Over on A View From the Sacristy has a post which suggests:
And in that wondering, I can’t help but think on the world of blogging as a new witness and perhaps a new, “Tracts for Our Times.” And within this I don’t speak to Anglicanism at all. I speak to the wonderful web of folks, mainly traditional ‘Anglo-Catholics’ or Anglicans, feisty traditional Roman Catholics and Eastern Orthodox folks (in no particular order) who have banded together to form an appeal to Holy Tradition and a witness to something ancient and in our modern day, something new that does speak to people’s lives….or least those willing to listen.
I would love to believe this, but alas I think it isn't so and won't really happen. Blogging about controversy seems to create communities of those who reckon agreement unto righteousness, where posturing is more important than taking opposition seriously. Well, perhaps the original tractarians shared the same fault.
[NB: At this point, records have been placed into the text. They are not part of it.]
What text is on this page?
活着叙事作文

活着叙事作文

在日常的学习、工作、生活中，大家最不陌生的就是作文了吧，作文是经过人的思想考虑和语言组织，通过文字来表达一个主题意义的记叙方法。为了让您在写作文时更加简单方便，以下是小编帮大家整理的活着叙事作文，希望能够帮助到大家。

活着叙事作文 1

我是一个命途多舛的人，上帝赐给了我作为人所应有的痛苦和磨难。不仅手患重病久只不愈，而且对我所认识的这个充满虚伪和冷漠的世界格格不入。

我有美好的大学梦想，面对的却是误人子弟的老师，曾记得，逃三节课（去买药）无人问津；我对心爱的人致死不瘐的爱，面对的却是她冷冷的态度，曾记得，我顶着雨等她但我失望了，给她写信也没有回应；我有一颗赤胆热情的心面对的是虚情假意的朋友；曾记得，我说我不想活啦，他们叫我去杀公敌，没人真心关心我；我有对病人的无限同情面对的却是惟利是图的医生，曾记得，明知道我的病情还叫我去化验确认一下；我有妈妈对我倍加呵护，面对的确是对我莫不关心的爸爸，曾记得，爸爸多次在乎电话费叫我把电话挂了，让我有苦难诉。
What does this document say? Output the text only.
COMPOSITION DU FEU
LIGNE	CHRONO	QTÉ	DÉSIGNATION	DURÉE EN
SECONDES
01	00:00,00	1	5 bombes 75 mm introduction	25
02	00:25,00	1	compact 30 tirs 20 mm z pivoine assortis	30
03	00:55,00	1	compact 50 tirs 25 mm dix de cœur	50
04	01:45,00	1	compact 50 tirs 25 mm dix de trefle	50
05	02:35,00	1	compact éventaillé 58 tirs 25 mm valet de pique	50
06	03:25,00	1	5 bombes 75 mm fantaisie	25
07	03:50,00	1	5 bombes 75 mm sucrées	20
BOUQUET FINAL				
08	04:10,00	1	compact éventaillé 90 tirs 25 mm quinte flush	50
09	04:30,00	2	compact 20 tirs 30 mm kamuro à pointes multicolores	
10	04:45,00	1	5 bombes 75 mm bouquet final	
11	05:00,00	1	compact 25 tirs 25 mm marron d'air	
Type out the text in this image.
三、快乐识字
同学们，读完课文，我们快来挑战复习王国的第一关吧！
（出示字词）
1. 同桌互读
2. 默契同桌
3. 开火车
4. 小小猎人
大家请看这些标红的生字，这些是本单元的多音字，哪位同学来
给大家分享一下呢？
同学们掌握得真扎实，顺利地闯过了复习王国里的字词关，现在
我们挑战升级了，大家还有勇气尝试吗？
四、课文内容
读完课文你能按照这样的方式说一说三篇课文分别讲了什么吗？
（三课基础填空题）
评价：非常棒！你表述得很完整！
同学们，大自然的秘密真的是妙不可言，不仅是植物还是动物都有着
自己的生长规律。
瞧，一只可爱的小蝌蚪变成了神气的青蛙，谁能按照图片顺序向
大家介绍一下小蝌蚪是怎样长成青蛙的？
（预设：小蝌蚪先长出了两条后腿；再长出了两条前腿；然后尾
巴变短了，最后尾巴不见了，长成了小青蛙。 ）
But there's also the The Law of the Stupidest Argument and the priciples of Jerks For Jesus, Bullhorns For Everyone, and The Standard Arguments. It's extremely hard to sustain worthwhile discussion in a medium that rewards people who make biting, conventional, and simplistic comebacks over those who make longer, calmer, and more considered responses. Time and again I find myself refraining from commenting because I've spent enough time thinking about something to ensure that the post has rolled off the page and that nobody is going to read what I wrote. Time and again I don't respond because a wave of standard argument quick comebacks have swamped the comments of a post. Time and again I cut my responses off because it's clear that the person on the other end doesn't read what I wrote, but only what one of the stereotypical participants would have said. The same lack of psychological presence that allows flaming also allows the more subtle fault of reducing opponents to cardboard-thin stock characters rather than real, changeable people who hold their own, changeable opinions.
What tends to happen, as a result, is that forums and blogs tend to get locked into a circle of like-minded people who tend to reinforce their common prejudices and opinions, but who are cut off from other communities with dissenting opinions. I think that's one of the biggest differences I see between blogs and the tractarians. The Tracts were written to convince the rest of the church; blog articles tend to be written to reinforce membership in the blogger's subculture. Traditionalists write to other traditionalists; liberals write to other liberals. The communities are disjoint and often as not contemptuous to each other. Therefore I tend to find the writing on both sides disappointing, because it never risks the one thing that would make it a real, living argument: refutation.